The Dirt On Carrots
Sweet, crunchy and not always orange
BY RACHEL FOSTER
Eat those carrots! They are very, very good for you, and yes, they do help you see in the dark, thanks to beta carotene. Carrots are loaded with other vitamins and minerals, as well as dietary fiber. And they come pretty much ready to eat. All you have to do is scrub them.
Descended from wild carrot (Daucus carota, aka Queen Anne’s Lace), the sweet, fat and tender garden carrot we know today appeared in Europe just a few centuries ago. Modern carrots come in a variety of shapes, from long and slim with an extreme taper to practically spherical, like a big radish. Most carrots are the familiar orange, but other colors include cream, scarlet and blackish purple. One old heirloom is named Violet of Syria.
|Photo: ROBIN CUSHMAN|
“It is easy to grow carrot tops; the edible part is not quite so easy,” says Steve Solomon in Gardening When It Counts. Growing straightish carrots that don’t crack calls for rapid but steady growth. That requires a dependable, uniform supply of moisture and adequate fertility in the soil. Not too much fertility, though: Excessive nitrogen produces big, leafy tops and meager roots. The first challenge to growing carrots well, however, is thorough soil preparation.

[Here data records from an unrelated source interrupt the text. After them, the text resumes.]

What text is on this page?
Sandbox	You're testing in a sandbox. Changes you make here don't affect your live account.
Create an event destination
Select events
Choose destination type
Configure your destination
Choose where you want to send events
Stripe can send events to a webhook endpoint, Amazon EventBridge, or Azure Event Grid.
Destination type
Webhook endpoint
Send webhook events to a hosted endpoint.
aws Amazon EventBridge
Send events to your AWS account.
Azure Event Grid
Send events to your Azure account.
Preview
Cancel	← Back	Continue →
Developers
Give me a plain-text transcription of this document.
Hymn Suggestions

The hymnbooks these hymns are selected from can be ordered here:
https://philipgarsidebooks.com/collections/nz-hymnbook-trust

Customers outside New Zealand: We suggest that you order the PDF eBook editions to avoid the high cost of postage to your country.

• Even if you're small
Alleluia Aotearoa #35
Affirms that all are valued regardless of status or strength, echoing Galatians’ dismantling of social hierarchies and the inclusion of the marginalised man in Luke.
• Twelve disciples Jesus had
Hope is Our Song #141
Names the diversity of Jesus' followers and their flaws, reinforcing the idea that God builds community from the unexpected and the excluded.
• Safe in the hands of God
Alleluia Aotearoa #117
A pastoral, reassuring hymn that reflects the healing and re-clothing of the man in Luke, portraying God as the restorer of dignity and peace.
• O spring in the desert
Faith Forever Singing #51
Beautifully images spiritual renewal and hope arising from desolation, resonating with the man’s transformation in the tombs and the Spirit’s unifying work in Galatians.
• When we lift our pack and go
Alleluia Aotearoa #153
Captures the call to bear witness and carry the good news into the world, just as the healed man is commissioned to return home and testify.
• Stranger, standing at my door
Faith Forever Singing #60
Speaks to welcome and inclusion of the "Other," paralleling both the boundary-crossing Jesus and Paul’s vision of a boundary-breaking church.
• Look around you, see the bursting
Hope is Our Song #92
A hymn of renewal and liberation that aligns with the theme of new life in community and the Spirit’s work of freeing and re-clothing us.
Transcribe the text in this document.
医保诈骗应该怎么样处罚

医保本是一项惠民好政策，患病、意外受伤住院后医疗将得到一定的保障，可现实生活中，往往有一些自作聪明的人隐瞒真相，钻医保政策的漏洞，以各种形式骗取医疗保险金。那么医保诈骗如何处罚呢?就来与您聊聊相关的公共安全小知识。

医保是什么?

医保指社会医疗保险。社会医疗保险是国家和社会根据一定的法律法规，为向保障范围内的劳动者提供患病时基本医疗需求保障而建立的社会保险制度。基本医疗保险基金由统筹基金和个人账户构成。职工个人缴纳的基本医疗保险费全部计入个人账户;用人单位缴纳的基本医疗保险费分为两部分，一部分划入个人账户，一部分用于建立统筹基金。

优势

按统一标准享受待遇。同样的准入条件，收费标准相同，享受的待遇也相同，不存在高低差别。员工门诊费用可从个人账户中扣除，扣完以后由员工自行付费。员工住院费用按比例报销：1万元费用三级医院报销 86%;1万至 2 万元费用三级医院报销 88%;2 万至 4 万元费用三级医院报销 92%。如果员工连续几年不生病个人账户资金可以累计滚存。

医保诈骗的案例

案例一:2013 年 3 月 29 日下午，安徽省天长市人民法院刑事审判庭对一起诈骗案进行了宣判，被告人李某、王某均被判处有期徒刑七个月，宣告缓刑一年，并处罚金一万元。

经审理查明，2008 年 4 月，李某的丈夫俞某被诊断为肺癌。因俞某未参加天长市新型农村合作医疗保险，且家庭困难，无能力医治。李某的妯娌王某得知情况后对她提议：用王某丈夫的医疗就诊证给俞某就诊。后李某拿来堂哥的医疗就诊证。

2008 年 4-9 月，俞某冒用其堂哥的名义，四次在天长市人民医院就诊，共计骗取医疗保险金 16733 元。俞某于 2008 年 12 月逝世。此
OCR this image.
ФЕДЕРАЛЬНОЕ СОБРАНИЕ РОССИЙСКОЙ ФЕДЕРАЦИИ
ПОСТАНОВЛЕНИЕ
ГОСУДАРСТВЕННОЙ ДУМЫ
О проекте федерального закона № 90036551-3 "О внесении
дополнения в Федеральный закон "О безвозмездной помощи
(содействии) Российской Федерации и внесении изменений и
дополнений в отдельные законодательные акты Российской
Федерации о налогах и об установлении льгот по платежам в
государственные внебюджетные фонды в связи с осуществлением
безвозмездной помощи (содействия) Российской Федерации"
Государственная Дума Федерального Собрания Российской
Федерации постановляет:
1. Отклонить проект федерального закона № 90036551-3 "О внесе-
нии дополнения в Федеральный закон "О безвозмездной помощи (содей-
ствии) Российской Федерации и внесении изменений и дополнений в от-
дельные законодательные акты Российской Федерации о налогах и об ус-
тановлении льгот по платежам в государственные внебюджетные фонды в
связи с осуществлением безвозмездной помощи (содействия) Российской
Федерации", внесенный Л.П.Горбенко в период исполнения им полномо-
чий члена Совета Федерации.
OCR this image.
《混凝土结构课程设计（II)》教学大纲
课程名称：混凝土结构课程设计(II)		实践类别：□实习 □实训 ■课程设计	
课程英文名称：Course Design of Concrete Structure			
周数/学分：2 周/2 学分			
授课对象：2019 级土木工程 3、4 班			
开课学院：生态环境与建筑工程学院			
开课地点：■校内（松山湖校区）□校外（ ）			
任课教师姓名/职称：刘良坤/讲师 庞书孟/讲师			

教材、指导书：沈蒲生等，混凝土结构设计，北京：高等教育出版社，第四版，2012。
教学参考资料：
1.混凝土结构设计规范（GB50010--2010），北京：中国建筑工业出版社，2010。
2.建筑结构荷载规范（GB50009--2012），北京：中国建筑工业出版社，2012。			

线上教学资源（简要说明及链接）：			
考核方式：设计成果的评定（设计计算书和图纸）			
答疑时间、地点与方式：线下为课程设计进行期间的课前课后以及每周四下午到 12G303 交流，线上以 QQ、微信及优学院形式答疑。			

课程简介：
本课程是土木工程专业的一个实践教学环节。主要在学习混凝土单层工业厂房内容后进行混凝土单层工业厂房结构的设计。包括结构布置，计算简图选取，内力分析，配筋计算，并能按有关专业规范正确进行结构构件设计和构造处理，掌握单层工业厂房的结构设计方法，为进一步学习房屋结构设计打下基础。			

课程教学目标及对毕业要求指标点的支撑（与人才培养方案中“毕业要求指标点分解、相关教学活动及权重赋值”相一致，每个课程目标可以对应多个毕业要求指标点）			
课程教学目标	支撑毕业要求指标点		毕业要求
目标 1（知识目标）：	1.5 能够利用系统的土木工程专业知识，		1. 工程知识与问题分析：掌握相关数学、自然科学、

At the Grassroots Garden, Merry Bradley oversees an impressive carrot crop. “We prepare our loose, deep beds by spading as deeply as possible and removing all small stones, debris and sticks, anything that would cause the fragile tap roots to twist or fork. Next we amend with lime, alfalfa meal, rock phosphate and kelp meal which we work into the bed thoroughly and evenly. We never add manure to carrot beds as this would create hairy looking carrots, and who wants hairy carrots?”
If your own soil is not carrot-ready now, work on it through early spring and sow some late carrots. Royal Chantenay or a blunt-tipped Nantes type such as Nelson seem to be best if your soil is less than perfect. Short, radish-shaped carrots are another good choice for heavy or shallow soil, and they do well in container gardens, too. Longer varieties will grow in containers two feet deep, while round varieties can grow in containers one foot deep.
Carrots are usually seeded directly in the garden since they don’t transplant well. The seed is tiny, so mixing it with screened compost makes it easier to disperse. Ted Purdy, farmer at the Youth Farm in Springfield, seeds carrots with a seed dropper at two inch intervals or less so he doesn’t have to thin the seedlings. He then covers the seed with about a quarter inch of fine compost, screened from discarded, unused potting soil, to prevent the clay-loam soil forming a crust that could interfere with germination. Carrot seed is slow.
Back at Grassroots, Bradley describes what happens next: “After lightly tamping down the soil in the furrows, we cover the whole bed with black woven shade cloth, which we secure with ground staples at the sides of the beds. On top of that we staple overhead soaker hose. We water lightly, daily, until the seeds have germinated and plants are an inch tall. The shade cloth keeps the ground evenly moist and prevent it from crusting and drying out. Once the carrots are about an inch tall we remove the shade cloth.”
Purdy seeds carrots under plastic from late February to mid-March and then without protection April through mid-July. He likes Nelson and Mokum best. “Both are munching type carrots but Nelson comes in 10 to 15 days later and is a slightly tougher carrot with good top strength, easy to harvest. Mokum, however, is very sweet,” he says. “Munching carrots” are sweet and delicate but lack the fiber needed for storage. Try Chantenay types for carrots that will keep. (In September, Purdy sows Merida, for harvest next May and June.)
If you don’t space your seed, you will need to thin the plants for proper spacing. Thin when very young (the first month) to about half inch intervals, then continue as they grow. Carrots should nearly touch at maturity, so their expected size determines spacing. Bradley aims for big carrots and thins to four inches between plants. Needless to say, you can eat the thinnings. Mound soil over the carrots’ shoulders as they grow to prevent the tops turning green.
Spring-sown carrots can be pulled through August. Summer carrots mature in fall and can stay in ground. Bradley saves two beds to harvest after they’ve seen freezing temperatures for a whole week, usually in November or December. They are pulled all at once, on Carrot Harvest Day, a fun family event. Cool temperatures turn the starches in the carrots to sugar, she says, making the carrots very sweet and crunchy.